2 Case: A 13-year-old boy is admitted to the hospital with weakness 2 weeks after receiving an influenza vaccine. He initially had difficulty walking and is now unable to stand without support. He has a history of asthma. On examination, there is marked weakness of his lower extremities with absent ankle and knee deep tendon reflexes (DTRs). What is his likely diagnosis? At what point would you place this patient in an intensive care unit for closer monitoring and support?
3 Case: A previously healthy 4-year-old child is admitted to the intensive care unit after presenting to the emergency department with a seizure. The child developed a high fever, cough, and poor urine output over the previous day. The chest radiograph demonstrated right lower lobe consolidation. The child does not appear dehydrated. What are the possible diagnoses? What complication should you be concerned about?
4 Case: A previously healthy 6-week-old male infant is admitted with diarrhea and assessed to be 10% dehydrated. The baby’s birth weight was 3.4 kg. His weight 1 week ago during a well child visit was 4.2 kg. Despite adequate fluid resuscitation, the child remains acidotic and has an ashen color but has begun to make urine. Why is the child still acidotic?
5 Case: A previously healthy 19-year-old presents to the emergency department with a chief complaint of light-headedness and concern for the way she is breathing. Her vital signs are temperature of 39° C (102.2° F), heart rate of 154 beats per minute, respiratory rate of 40 breaths per minute, and a blood pressure of 80/30 mm Hg. Her skin is erythematous. What are the most likely diagnoses? What should be her initial management?
6 Case: A 3-week-old infant is admitted to the intensive care unit for management of abdominal distention and respiratory compromise. The baby was born at home, has been poorly feeding over the last few days, and did not pass meconium until the third day of life. What is the baby’s most likely diagnosis? What is the most concerning complication? What should be the best management for this young infant?

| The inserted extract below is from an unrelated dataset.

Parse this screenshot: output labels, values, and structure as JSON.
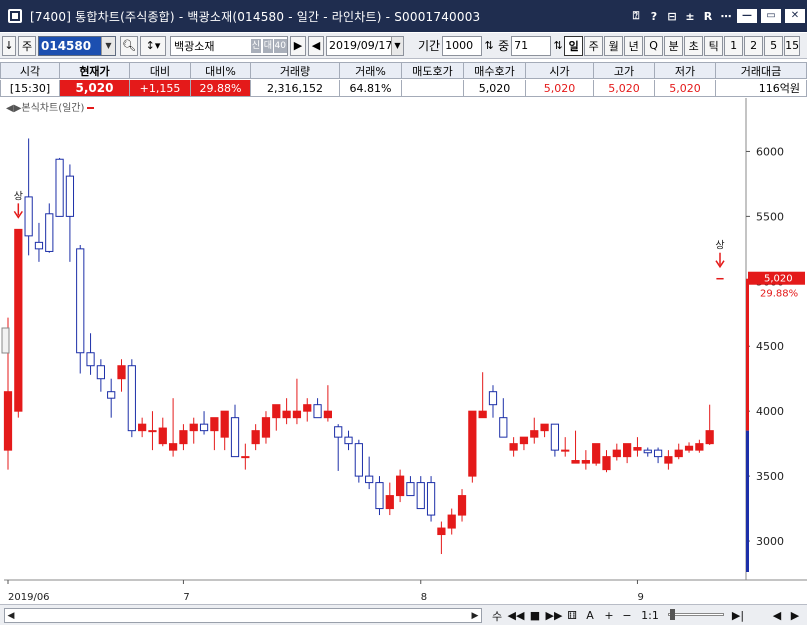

7 Case: A 16-year-old is admitted to the hospital with a history of a sore throat on treatment with penicillin. She now has neck pain, cervical swelling and tenderness, and continued high fever, and she has developed tachypnea. Chest radiograph demonstrates bilateral “cannonball” infiltrates. What is her diagnosis? Which imaging study might confirm the diagnosis? How should this patient be managed?